Wer hat’s erfunden? – Das Problem mit dem Original und wessen Arbeit man unterstützen sollte

Heute werde ich euch „Ten Miles of Peach Blossoms“ auf meinem Blog vorstellen. Über den Hintergrund dieser Serie gibt es allerdings noch etwas zu sagen, das ich an dieser Stelle zuerst erklären möchte, weil ich finde, dass jeder, der die Serie schaut, sich dieser Tatsache bewusst sein sollte.

 

Die Vorlage

Die Serie basiert auf einem Roman von Tang Qi, der als „To the Sky Kingdom“ auch ins Englische übersetzt wurde. Leider handelt es sich bei diesem Roman scheinbar um ein Plagiat. Das Original soll Dafeng Guaguos „Taohua Zhai“ sein, das bereits längere Zeit vor Tang Qis Roman erschien.
Da ich beide Romane nicht im Original gelesen habe, maße ich mir nicht an, sagen zu können, wie ähnlich sich die beiden Werke tatsächlich sind. Ob es sich tatsächlich um ein Plagiat handelt oder nicht, kann ohnehin nur ein Gericht entscheiden.
Auf diesem Blog wurde aber ein Teil einer Liste mit Übereinstimmungen übersetzt, die doch schon eine recht deutliche Sprache zu sprechen scheinen. Das Ganze beginnt mit relativ allgemeinen Übereinstimmungen wie Titel (den in den seltensten Fällen der Autor selbst festlegen darf, daher kann man das noch ignorieren) oder Genre. Bald schon werden aber mehr und mehr Sätze angeführt, die beinahe eins zu eins übereinstimmen, und auch die Ähnlichkeiten zwischen den Namen der Figuren sind beachtlich.
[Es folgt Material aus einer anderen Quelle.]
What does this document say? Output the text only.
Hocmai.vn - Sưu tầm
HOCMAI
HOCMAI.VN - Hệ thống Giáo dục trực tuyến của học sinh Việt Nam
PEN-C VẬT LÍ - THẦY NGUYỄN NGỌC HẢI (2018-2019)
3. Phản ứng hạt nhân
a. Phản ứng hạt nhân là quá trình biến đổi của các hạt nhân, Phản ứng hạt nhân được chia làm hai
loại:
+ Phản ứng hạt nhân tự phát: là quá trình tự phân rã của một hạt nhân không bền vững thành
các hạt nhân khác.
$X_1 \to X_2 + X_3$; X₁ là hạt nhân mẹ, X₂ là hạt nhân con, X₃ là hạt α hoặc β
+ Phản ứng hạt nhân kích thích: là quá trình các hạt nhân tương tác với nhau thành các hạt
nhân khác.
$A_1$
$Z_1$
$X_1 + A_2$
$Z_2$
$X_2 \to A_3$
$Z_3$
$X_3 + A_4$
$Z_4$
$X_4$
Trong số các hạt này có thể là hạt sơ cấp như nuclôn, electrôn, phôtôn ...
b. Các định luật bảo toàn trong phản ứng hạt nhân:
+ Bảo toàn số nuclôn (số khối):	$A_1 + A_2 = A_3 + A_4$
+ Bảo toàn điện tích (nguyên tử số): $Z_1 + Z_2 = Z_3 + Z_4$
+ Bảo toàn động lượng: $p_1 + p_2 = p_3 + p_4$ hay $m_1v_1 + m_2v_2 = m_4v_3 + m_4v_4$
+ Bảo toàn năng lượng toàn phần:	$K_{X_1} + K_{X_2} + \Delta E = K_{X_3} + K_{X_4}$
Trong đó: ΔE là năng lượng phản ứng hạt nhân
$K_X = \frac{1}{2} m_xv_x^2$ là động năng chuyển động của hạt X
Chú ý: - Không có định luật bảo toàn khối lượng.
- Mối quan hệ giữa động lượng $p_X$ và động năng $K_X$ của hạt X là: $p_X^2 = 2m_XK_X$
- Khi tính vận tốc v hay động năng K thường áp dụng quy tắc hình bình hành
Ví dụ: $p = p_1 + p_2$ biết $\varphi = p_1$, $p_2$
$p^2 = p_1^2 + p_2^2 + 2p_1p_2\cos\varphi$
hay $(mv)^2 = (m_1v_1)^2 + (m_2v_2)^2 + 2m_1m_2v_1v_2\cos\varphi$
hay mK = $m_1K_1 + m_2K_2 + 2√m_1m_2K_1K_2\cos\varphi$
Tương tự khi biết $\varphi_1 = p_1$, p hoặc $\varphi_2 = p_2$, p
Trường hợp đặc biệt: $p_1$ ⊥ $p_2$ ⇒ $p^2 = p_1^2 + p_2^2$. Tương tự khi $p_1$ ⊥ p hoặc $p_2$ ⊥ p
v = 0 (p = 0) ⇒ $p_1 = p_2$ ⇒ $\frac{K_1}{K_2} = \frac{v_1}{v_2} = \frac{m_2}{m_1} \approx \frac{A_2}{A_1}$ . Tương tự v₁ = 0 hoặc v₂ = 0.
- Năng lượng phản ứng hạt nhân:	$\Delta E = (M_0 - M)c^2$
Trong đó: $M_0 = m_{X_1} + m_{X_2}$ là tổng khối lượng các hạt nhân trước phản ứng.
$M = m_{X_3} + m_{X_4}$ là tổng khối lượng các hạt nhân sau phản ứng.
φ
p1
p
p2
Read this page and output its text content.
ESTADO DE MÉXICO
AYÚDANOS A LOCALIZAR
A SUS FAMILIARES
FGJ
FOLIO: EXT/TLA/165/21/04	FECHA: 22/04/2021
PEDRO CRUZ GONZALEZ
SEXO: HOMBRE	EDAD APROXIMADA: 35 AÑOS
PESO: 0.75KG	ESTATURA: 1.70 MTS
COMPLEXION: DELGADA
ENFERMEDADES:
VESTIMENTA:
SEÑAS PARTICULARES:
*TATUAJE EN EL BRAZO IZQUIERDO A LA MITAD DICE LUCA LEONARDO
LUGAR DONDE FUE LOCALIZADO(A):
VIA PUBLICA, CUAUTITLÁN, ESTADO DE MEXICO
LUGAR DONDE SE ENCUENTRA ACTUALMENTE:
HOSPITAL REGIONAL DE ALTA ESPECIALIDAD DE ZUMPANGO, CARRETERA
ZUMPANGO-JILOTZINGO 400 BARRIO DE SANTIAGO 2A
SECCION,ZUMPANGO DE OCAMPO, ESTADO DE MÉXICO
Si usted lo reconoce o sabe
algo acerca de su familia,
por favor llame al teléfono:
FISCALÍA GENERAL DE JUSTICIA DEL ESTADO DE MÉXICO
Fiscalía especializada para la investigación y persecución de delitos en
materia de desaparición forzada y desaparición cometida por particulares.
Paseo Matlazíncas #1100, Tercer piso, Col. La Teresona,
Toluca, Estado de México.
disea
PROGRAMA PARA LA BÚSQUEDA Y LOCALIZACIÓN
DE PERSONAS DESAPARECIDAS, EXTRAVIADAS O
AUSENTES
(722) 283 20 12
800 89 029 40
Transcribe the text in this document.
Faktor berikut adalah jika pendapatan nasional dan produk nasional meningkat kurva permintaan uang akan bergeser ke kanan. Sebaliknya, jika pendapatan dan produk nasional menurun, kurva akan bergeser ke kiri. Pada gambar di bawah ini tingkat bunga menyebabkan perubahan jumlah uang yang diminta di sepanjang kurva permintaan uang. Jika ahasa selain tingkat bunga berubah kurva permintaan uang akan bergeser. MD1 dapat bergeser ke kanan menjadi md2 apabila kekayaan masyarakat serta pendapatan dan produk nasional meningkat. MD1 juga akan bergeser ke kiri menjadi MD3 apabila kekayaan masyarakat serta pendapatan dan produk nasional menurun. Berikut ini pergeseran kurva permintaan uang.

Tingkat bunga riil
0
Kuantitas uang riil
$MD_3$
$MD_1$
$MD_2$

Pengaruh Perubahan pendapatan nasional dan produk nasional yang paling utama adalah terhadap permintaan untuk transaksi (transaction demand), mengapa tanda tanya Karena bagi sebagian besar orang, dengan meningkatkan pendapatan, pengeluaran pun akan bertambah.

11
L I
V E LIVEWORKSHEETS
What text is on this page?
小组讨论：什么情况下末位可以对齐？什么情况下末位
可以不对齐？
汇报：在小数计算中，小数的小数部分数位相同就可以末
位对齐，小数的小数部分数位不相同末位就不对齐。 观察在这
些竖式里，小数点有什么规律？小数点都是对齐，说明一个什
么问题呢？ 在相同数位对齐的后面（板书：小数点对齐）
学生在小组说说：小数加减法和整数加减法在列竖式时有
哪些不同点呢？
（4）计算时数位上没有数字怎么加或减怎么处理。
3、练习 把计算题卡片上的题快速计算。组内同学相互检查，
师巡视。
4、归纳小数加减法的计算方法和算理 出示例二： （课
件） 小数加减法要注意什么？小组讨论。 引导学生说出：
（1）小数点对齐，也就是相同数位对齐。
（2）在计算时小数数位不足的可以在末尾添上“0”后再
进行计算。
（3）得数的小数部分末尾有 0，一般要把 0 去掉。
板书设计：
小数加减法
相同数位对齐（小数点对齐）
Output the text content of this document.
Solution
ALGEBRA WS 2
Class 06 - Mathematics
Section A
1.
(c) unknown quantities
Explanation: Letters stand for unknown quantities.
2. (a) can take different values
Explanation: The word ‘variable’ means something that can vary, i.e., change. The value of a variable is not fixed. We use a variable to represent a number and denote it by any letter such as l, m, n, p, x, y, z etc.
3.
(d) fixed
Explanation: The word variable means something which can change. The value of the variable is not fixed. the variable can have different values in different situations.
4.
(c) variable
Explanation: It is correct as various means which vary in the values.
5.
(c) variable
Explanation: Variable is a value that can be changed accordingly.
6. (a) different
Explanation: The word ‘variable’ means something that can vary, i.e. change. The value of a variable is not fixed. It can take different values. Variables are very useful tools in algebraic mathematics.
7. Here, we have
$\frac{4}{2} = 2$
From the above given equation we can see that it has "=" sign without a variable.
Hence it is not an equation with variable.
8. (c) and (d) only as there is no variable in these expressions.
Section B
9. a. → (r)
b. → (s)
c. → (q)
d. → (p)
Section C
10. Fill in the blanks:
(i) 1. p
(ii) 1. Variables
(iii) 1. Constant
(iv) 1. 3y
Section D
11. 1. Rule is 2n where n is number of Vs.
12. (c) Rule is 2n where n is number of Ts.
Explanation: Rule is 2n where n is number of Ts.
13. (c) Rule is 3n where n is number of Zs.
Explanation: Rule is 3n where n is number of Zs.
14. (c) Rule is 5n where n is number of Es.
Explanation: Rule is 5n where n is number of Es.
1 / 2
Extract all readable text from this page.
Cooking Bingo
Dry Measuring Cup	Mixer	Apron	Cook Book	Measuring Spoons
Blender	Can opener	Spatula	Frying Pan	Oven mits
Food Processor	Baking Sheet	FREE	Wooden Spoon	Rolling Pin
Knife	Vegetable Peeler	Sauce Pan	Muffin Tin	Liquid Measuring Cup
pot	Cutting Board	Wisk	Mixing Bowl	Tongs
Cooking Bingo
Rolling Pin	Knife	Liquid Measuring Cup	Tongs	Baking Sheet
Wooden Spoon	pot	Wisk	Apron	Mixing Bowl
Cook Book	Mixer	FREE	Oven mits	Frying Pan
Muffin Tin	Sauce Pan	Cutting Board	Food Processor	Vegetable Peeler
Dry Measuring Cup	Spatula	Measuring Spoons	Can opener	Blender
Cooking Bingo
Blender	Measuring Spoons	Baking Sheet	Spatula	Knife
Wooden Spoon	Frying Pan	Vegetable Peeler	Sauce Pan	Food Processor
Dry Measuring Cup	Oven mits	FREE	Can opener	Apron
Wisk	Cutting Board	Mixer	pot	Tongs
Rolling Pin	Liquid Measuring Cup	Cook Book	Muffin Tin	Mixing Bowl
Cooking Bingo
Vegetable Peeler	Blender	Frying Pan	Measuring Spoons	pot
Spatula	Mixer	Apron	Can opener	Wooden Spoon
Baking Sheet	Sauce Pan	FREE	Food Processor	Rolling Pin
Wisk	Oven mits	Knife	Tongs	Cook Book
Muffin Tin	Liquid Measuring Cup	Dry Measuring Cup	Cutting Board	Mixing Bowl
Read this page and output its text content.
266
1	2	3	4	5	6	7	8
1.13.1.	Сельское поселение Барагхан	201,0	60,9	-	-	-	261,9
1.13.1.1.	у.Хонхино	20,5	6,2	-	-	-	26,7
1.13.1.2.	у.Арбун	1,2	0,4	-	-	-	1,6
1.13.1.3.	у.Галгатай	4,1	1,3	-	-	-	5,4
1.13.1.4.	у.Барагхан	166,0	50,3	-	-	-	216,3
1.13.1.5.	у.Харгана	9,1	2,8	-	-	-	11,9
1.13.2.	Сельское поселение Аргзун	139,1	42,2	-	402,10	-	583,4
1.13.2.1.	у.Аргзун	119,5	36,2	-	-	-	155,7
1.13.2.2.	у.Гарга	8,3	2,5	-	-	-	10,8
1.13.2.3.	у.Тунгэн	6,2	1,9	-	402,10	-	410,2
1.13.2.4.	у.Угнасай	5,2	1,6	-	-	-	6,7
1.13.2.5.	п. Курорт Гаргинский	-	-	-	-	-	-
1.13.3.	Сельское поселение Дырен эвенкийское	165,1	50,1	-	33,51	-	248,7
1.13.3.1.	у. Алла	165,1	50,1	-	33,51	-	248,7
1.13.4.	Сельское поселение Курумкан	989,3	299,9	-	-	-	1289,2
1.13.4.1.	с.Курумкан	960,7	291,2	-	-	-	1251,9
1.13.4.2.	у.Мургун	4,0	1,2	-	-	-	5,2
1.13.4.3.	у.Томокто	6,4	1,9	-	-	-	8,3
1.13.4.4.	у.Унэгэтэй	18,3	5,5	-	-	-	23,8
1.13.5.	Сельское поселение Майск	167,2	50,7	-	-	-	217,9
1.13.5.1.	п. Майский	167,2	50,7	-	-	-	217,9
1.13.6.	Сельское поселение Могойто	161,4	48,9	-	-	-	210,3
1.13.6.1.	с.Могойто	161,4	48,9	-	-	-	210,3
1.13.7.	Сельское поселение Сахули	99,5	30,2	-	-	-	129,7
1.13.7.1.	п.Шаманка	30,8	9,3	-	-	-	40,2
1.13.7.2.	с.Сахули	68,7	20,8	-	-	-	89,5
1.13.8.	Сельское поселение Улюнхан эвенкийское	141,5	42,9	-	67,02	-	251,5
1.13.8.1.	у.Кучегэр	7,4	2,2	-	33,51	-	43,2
Plagiate sind kein Kavaliersdelikt und da es sich hier um einen Verdachtsfall handelt, würde ich Tang Qis Buch wohl nicht lesen.
Wohlgemerkt: dieses Buch. Über ihre anderen Bücher ist nichts dergleichen bekannt, also gehe ich entsprechend davon aus, dass es damit keine Probleme geben sollte. Tatsächlich habe ich sogar eines ihrer anderen Bücher gelesen und muss sagen, dass es mir gefallen hat.

 

Die Adaption

Sollte man deshalb auch die Serie, die auf Tang Qis Buch basiert, boykottieren? Ich weiß ganz ehrlich es nicht.
Ich hatte „Ten Miles of Peach Blossoms“ bereits gesehen, bevor ich von dem möglichen Plagiat erfahren habe. Die Serie hat mir gefallen und wenn ich sie allein betrachte, hätte ich auch niemals solche Gedanken.
Die Tatsache, dass ich damit aber indirekt etwas unterstütze, das ich nicht unterstützen möchte, hinterlässt schon einen schalen Beigeschmack.
Und ja: Man unterstützt hier die falsche Person, denn durch die Serie wird man auf Tang Qis Buch, nicht aber auf Dafengs Buch aufmerksam und wenn einer der beiden Autoren mit an der Serie verdient (was ich nicht weiß), wäre es ebenfalls Tang Qi. Es ist sicher kein Zufall, dass Tang Qis Buch offiziell ins Englische übersetzt wurde, während man zu Dafengs Buch überhaupt nichts findet.
Gäbe es dazu eine englische Übersetzung, würde ich sie ohne zu zögern kaufen. So hat Dafeng aber keine Chance, zu profitieren. Es ist sogar anzunehmen, dass Dafeng selbst in China nicht davon profitiert, solange nicht immer und immer wieder mit Nachdruck auf das Buch hingewiesen wird.

Gleichzeitig kann für dieses Problem aber die Serie nichts und die wurde schon gedreht. Der Regisseur, die Schauspieler, die Filmcrew, der Komponist des Soundtracks und alle, die sonst noch beteiligt waren, haben viel Zeit und Mühe in dieses Projekt investiert und dabei einen großartigen Job gemacht. Das sollte meines Erachtens ebenfalls gewürdigt werden.

 

Grundsätzlich denke ich, es ist in Ordnung, die Serie zu schauen. Man sollte die Hintergrundgeschichte aber immer im Kopf behalten und wenn die Sprache auf das „Original“ kommt, sollte meines Erachtens auch immer erwähnt werden, wo das Problem liegt, damit sich jeder selbst seine Meinung bilden kann.